I have now lost three close companions, loved ones to be sure.

This latest loss leaves me feeling as if I have watched him leap from the lip of the Quincy Quarry into its particular abyss, and now that I am being poked with a stick to follow him against my will into the same abyss.  In the absence of signs, it also leaves me with a weakened confidence in the hereafter -- first that it exists at all and, if it does, that I will find it a welcoming place, not one populated by laughing machine leprechauns or rapacious reptilians.  The collective unconscious by all accounts is not the same as heaven as we see it portrayed in film.
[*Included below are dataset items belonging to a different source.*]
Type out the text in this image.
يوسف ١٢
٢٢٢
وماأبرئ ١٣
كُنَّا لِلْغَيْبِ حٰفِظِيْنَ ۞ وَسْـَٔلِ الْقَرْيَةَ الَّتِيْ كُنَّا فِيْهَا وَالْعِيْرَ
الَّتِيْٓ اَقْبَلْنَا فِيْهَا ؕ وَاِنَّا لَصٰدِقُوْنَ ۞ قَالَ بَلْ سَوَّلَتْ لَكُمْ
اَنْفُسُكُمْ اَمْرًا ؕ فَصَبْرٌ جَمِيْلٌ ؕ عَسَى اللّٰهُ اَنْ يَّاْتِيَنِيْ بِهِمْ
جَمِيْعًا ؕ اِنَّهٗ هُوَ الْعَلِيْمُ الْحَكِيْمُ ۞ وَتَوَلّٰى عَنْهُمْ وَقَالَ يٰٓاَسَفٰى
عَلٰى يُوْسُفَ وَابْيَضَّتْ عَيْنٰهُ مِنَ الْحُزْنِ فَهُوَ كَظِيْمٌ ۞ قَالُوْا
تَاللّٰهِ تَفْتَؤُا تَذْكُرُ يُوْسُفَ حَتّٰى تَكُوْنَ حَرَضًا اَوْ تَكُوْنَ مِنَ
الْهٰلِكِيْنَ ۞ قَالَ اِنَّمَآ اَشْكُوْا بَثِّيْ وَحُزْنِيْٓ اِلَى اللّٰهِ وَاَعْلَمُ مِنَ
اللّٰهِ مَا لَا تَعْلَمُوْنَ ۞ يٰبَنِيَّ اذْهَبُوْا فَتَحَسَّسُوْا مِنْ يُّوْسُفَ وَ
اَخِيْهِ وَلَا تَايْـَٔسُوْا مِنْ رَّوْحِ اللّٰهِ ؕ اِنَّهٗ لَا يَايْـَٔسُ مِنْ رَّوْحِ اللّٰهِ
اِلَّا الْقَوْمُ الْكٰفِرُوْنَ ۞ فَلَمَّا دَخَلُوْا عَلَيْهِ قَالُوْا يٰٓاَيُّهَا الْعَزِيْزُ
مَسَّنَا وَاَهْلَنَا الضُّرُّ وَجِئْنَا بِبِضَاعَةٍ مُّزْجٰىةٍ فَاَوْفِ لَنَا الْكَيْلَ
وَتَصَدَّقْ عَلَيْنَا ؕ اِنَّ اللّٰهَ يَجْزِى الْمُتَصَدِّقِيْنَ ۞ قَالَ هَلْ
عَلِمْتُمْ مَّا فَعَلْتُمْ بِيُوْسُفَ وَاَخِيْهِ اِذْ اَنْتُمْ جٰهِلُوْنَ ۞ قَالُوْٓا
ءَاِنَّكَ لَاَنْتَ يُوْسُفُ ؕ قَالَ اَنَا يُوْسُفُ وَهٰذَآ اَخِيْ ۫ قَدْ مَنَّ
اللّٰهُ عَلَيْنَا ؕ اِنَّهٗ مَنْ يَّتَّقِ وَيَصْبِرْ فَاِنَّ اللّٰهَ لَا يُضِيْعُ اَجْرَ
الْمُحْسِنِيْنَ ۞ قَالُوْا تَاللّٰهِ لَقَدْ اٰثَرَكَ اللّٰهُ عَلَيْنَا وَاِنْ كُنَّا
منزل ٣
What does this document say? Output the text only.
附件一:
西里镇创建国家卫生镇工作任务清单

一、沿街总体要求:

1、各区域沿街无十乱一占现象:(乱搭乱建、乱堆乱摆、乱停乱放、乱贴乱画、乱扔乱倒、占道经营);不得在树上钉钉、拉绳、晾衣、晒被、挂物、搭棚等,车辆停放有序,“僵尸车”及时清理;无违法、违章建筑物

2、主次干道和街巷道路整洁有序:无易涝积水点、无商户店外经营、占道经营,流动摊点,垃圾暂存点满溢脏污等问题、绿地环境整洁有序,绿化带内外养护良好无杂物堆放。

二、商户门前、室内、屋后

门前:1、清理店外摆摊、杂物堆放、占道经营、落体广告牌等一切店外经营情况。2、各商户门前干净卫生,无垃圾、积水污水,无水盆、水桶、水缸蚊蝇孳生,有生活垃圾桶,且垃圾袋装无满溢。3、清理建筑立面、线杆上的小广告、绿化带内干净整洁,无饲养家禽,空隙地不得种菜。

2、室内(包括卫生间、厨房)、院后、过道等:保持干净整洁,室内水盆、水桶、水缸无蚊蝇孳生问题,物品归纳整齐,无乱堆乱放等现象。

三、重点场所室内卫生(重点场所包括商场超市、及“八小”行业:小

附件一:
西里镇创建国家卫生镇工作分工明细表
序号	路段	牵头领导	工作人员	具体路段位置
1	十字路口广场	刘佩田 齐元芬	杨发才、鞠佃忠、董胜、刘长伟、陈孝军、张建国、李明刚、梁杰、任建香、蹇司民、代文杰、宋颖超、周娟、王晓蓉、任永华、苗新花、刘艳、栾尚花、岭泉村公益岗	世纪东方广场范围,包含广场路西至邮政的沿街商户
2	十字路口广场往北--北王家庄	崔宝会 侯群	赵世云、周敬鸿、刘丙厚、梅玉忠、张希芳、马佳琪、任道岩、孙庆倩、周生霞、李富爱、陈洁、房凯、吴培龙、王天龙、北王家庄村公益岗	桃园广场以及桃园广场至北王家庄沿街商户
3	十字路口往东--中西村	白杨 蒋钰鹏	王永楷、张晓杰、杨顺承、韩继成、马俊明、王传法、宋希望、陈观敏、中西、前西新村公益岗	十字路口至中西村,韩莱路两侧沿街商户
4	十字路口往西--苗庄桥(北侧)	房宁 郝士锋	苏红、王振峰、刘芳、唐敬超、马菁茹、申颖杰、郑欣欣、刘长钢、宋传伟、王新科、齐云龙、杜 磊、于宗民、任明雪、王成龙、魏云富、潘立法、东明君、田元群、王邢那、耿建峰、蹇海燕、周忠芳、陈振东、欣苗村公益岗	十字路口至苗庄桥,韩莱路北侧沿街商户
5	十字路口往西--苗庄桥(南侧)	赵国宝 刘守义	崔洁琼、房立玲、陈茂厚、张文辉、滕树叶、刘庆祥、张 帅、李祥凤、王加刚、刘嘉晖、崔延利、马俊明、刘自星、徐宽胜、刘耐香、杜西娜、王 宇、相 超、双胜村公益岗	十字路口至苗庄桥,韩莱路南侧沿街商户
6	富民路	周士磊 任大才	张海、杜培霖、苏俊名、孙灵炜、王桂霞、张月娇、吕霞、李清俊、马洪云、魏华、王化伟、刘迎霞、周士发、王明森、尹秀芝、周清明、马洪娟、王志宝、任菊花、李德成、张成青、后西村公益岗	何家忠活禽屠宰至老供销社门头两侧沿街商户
And yet I take some level of solace in films, not the great dramas of the late 20th century like "Chinatown" and "Taxi Driver," but films from any era that carry a special purity of heart and purity of execution, viz., "The Passion of Joan of Arc" (1928), "La Strada" (1954), "Babette's Feast" (1987), John Huston's "The Dead" (also 1987).  It is as if I could slip the noose to populate the worlds therein depicted without suffering death in the transition, not as an active participant but as a quiet observer, a cat or a mouse, perhaps, watching unseen from the corner of the kitchen as Babette perfects her "real French dinner" of turtle soup and quail en sarcophage!

I know that I will have to forsake all of my personal attachments in the end, perhaps to the point of "ego death," but I would take with me attachments at least to these synthetic worlds, talismans to protect me in the ultimate wilderness.